Social entrepreneur joins church volunteering programme for London Olympics
PUBLISHED: 11:39 10 October 2011 | UPDATED: 12:13 10 October 2011
A 26-year-old from Tower Hamlets, who set up her own social enterprise helping homeless people, will be part of a “flash mob” of church volunteers during the Olympics.
Lidija Mavra, who for seven years has been co-ordinating The Sock Mob, which hands out warm clothing and food and builds relationships with the capital’s homeless people is one of 2,000 people expected to volunteer for the Diocese of London during the Olympics.
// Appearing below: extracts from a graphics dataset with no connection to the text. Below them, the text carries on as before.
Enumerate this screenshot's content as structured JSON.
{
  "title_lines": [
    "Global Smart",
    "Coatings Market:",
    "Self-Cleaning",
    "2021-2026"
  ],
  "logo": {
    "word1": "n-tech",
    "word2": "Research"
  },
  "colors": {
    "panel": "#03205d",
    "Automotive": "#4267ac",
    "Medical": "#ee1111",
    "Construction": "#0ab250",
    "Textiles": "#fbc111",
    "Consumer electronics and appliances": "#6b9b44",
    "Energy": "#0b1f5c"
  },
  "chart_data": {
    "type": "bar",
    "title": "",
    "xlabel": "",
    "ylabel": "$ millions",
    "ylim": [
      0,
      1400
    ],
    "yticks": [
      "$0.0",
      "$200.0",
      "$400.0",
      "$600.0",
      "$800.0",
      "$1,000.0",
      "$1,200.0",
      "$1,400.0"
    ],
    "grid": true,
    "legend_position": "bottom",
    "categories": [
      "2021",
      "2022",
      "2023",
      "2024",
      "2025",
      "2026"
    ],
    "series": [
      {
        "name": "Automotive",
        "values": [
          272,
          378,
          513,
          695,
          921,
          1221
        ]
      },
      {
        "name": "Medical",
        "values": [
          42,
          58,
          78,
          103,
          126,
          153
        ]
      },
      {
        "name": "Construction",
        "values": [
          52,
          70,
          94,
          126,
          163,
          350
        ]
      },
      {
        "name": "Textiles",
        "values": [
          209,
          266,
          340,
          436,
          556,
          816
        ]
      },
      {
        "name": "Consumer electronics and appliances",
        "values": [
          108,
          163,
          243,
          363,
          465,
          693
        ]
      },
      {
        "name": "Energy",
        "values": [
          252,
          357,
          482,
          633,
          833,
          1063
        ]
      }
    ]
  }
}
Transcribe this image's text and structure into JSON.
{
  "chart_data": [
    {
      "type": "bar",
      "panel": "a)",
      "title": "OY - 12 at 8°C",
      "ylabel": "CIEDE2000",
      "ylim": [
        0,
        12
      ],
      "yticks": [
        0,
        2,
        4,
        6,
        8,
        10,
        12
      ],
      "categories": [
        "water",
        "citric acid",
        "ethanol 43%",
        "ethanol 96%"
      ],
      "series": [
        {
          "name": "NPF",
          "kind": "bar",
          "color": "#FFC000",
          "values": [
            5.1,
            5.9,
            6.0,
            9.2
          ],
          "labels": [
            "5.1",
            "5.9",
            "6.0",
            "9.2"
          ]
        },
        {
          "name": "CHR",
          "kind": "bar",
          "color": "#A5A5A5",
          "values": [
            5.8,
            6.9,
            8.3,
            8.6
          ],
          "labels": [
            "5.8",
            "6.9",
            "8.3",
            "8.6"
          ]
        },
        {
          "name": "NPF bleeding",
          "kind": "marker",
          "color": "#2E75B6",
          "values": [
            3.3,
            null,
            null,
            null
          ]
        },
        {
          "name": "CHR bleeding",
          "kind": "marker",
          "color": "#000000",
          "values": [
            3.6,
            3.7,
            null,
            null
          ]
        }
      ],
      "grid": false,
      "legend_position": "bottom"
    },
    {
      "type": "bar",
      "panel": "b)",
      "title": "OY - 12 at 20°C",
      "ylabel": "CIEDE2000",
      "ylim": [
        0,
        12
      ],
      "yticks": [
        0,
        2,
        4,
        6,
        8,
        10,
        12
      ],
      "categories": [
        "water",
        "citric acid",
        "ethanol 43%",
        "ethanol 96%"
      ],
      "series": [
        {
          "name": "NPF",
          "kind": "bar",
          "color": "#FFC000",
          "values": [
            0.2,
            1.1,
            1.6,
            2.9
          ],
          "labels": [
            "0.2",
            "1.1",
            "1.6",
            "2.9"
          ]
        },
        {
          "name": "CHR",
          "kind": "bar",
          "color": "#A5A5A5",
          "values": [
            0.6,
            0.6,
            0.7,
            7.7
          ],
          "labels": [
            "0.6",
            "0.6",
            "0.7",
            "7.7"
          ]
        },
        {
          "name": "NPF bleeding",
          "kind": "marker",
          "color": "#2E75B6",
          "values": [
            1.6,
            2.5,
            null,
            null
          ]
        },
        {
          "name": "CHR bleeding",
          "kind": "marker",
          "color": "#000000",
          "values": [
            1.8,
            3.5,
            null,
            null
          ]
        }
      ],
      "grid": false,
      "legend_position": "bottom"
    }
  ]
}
The Bishop of London, Dr Richard Chartres, officially launched ‘the2012’ volunteer programme at St Pauls Cathedral last week.
Joined by seven volunteers, including Lidija, the Bishop called on young Christians across the capital to become church volunteers in the Olympic year and beyond.
Volunteers aged 13 to 35 will be drawn from parishes and church communities across the diocese before gathering in St Paul’s Cathedral next April for a commissioning service with the Bishop.
“During the Olympics the volunteers will act almost as flash mob offering support ranging from giving away free cups of water to Marathon spectators to guiding them to a nearby church for a coffee or toilet break,” explained programme co-ordinator Rev. Ruth Bushyager. The volunteers will also run children’s sports-themed holiday clubs.
The scheme is separate from the official volunteering programme by Olympic organisers although some are likely to join both.
Lidija, of Westferry Road on the Isle of Dogs, who works as social researcher, said she was recruited through her involvement with St Paul’s church on Bow Common.
Lidija, a Serbian-Croat, from former Yugoslavia, said: “It’s an inspiring idea. It’s important the church conveys the need to be kind. It provides the potential for the church to be more involved at a grass-root level, which I think it needs to be.”
Last year Lidija added another dimension to her enterprise by providing training to homeless people to become walking tour guides.
By utilizing their historical and personal knowledge of London’s boroughs homeless people can make an income from tourists and visitors through Unseen Tours.